Тут же около котлов обитали в дни «Сталинских Вахт» и лесопунктовские «тыловики», сидя на сухостойных чурбанах. На одном конюх Яшка-Колча точил пилу-двуручку. На другом конторский сторож-истопник взмыленно наяривал на своей тальянке и в полглаза бдил за знаменем, водруженном поодаль от бивака на длинный шест, чтобы отовсюду было видно. Прожженное искрами, оно походило на боевое. К нему-то и был приставлен «почетным часовым» старик Никанорыч: недремно стерег его, чтобы случаем вовсе не сгорело б.
Главдя подбросила сухих сучьев под котел с чаем и костер, было погасший, ожил, трескуче занялся и стал старательно лизать красными языками закопченные бока котла.
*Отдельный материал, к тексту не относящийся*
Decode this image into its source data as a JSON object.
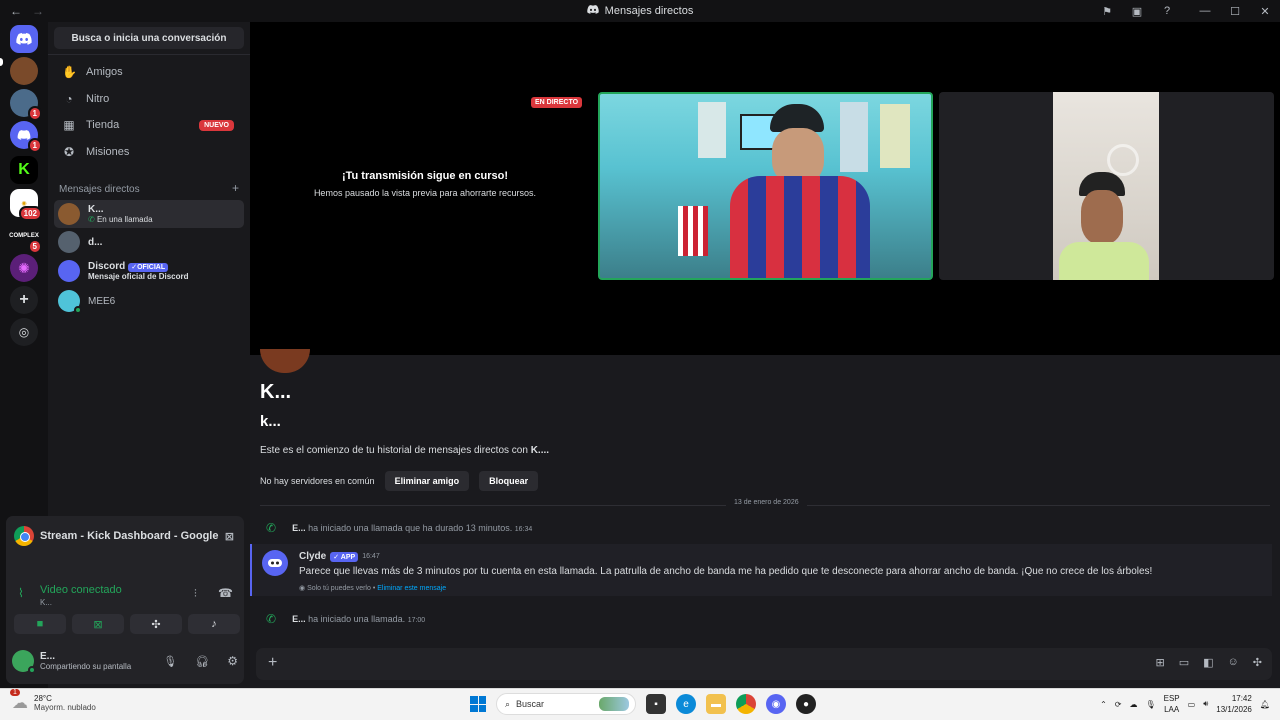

Никанорыч, приметив, как развернувшийся дым с искрами потянул в сторону охраняемого им «объекта», сложил с колена гармонь на чурбан и поспешил на выручку знамени, завоеванному новинцами за первый зимний квартал. И тут же с дальней деляны донесся недовольный голос Акулина, почему не слышно, мол, музыки?
– Никанорыч, валяй-валяй!
– Давай-хватай, – брюзжал старый гармонист, переводружая «честь лесопункта» в безопасное от искр место. – Покурить не даст… Загнал, как лошадь, хватай-давай!
Не по росту рукастый гармонист, слегка покачивая свою тальянку, растянул ее в целую сажень, давая ей набрать полные меха воздуха. Потом стал не сжимать ее, а как бы тискать, щекоча бока девки-хохотуньи своими прокуренными до желтизны пальцами. И нарядная, как прялка, гармонь, вертляво перегибаясь на ходившем ходуном колене, голосисто зашлась, внятно выговаривая: «Барыня, барыня, сударыня-барыня!»
Тут и Яшка не сплошал – задергал плечами, захлопал, как крыльями, ладонями по бокам и ляжками и забористо подпел:
Ух, ух, я – петух, Кто куриц топчет! Чернобровая моя — На яичках квохчет!Потом он отвесно вскинул пилу и заколебал ее каким-то искусным движением руки, и та отозвалась певучим звучанием, подлаживаясь под Никанорычеву гармонь, введя стряпуху в веселое искушение:
– Черти – старый да рыжий! – шутливо обозвала она музыкантов. – И мертвого поднимут из могилы своей игрой!
Разрумяненные кухонными хлопотами, жаром костров под котлами вперемежку с добрым морозом и прильнувшейся молодой кровью, шалой от лесопунктовской каши с постным маслом, щеки ее пламенели алыми маками. И как она ни крепилась, а пришлось-таки ей сложить на крышку котла свою большую, как речное весло, мешалку. И вот она, первая плясунья деревни, легко помахивая руками, – казалось, вот-вот вознесется гулей над соснами-семянками, – пошла вокруг котлов, выставляя напоказ перед музыкантами – так и этак! – свои валенки-мокроступы, подшитые неизносным кроем из старой автомобильной шины.